As a direct consequence of the no-cloning theorem, the deterministic amplification as in classical communication is impossible for quantum states. This calls for more advanced techniques in a future global quantum network, e.g. for cloud quantum computing. A unique solution is the teleportation of an entangled state, i.e. entanglement swapping, representing the central resource to relay entanglement between distant nodes. Together with entanglement purification and a quantum memory it constitutes a so-called quantum repeater. Since the aforementioned building blocks have been individually demonstrated in laboratory setups only, the applicability of the required technology in real-world scenarios remained to be proven. Here we present a free-space entanglement-swapping experiment between the Canary Islands of La Palma and Tenerife, verifying the presence of quantum entanglement between two previously independent photons separated by 143 km. We obtained an expectation value for the entanglement-witness operator, more than 6 standard deviations beyond the classical limit. By consecutive generation of the two required photon pairs and space-like separation of the relevant measurement events, we also showed the feasibility of the swapping protocol in a long-distance scenario, where the independence of the nodes is highly demanded. Since our results already allow for efficient implementation of entanglement purification, we anticipate our assay to lay the ground for a fully-fledged quantum repeater over a realistic high-loss and even turbulent quantum channel.
Teleportation of an entangled state, also known as entanglement swapping, plays a vital role in the vision of a global quantum internet, providing unconditionally secure communication, blind cloud computing, and an exponential speedup in distributed quantum computation.
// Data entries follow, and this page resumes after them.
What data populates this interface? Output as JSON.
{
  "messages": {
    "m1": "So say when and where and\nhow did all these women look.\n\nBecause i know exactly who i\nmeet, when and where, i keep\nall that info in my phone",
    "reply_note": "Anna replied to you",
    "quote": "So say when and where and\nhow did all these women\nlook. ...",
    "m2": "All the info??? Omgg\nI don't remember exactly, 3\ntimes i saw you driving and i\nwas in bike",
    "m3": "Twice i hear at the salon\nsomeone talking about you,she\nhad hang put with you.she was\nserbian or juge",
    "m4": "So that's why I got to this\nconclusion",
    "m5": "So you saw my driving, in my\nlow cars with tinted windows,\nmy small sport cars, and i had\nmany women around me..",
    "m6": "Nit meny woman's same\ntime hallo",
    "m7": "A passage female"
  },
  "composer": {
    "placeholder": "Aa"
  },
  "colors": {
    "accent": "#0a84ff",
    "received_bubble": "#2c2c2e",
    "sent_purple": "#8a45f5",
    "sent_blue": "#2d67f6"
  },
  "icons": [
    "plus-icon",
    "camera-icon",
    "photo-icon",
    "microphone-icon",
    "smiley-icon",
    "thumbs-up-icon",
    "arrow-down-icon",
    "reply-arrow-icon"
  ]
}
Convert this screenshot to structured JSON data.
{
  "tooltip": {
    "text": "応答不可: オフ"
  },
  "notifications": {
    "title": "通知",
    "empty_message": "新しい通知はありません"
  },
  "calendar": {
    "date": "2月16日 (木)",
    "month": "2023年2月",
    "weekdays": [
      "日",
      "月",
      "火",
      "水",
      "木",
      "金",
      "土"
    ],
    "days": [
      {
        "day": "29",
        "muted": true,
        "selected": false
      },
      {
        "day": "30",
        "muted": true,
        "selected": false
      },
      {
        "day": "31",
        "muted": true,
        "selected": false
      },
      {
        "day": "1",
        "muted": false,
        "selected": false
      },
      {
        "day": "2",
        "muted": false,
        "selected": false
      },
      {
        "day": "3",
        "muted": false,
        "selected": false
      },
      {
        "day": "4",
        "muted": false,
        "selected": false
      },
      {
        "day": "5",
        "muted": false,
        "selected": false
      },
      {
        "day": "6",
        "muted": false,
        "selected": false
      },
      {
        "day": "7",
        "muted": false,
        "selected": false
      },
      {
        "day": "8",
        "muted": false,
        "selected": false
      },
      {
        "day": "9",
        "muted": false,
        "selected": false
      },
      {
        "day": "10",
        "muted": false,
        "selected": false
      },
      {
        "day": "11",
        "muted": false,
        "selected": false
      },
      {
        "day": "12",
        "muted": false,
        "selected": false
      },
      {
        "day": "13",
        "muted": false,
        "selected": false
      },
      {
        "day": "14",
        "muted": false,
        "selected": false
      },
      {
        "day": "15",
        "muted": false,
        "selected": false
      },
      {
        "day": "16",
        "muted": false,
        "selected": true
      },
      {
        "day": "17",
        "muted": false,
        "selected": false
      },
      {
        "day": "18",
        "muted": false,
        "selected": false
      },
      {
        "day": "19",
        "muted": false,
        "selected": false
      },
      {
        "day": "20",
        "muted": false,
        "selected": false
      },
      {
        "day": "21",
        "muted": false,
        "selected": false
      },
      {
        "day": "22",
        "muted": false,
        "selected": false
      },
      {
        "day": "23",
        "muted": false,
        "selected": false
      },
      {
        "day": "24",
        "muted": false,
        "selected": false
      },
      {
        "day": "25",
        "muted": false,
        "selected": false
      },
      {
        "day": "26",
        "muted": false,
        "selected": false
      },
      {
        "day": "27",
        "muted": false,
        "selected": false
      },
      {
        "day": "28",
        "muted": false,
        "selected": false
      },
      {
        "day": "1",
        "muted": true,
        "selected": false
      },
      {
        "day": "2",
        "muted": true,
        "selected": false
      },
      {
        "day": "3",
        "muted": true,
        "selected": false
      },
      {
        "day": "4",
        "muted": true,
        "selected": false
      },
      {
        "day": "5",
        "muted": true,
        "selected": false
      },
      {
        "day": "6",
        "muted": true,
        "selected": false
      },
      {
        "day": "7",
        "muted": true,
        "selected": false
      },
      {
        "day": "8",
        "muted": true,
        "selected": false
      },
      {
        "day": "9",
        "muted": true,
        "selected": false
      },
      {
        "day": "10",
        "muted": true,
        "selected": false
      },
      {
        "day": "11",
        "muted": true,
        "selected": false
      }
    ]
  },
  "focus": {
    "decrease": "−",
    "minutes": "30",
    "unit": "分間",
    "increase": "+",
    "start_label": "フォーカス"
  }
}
In contrast to the teleportation of a single quantum state from one qubit to another, entanglement swapping generates entanglement between two independent qubits that have never interacted in the past. Therefore this protocol represents a key resource for numerous quantum-information applications that has been implemented in many different systems to date. We experimentally demonstrated entanglement swapping over 143 km between the Canary Islands of La Palma and Tenerife, proving the feasibility of this protocol to be implemented in a future global scenario.
Significance – Twisted photon entanglement through turbulent air across Vienna
The spatial structure of photons provides access to a very large state space. It enables the encoding of more information per photon, useful for (quantum) communication with large alphabets and fundamental studies of high-dimensional entanglement. However, the question of the distribution of such photons has not been settled yet, as they are significantly influenced by atmospheric turbulence in free-space transmissions. In the present paper we show that it is possible to distribute quantum entanglement of spatially structured photons over a free-space intracity link. We demonstrate the access to four orthogonal quantum channels in which entanglement can be distributed over large distances. Furthermore, already available technology could provide access to even larger quantum state spaces.
Abstract – Twisted photon entanglement through turbulent air across Vienna
Photons with a twisted phase front can carry a discrete, in principle, unbounded amount of orbital angular momentum (OAM). The large state space allows for complex types of entanglement, interesting both for quantum communication and for fundamental tests of quantum theory. However, the distribution of such entangled states over large distances was thought to be infeasible due to influence of atmospheric turbulence, indicating a serious limitation on their usefulness. Here we show that it is possible to distribute quantum entanglement encoded in OAM over a turbulent intracity link of 3 km. We confirm quantum entanglement of the first two higher-order levels (with OAM=± 1ℏ and ± 2ℏ). They correspond to four additional quantum channels orthogonal to all that have been used in long-distance quantum experiments so far. Therefore, a promising application would be quantum communication with a large alphabet. We also demonstrate that our link allows access to up to 11 quantum channels of OAM. The restrictive factors toward higher numbers are technical limitations that can be circumvented with readily available technologies.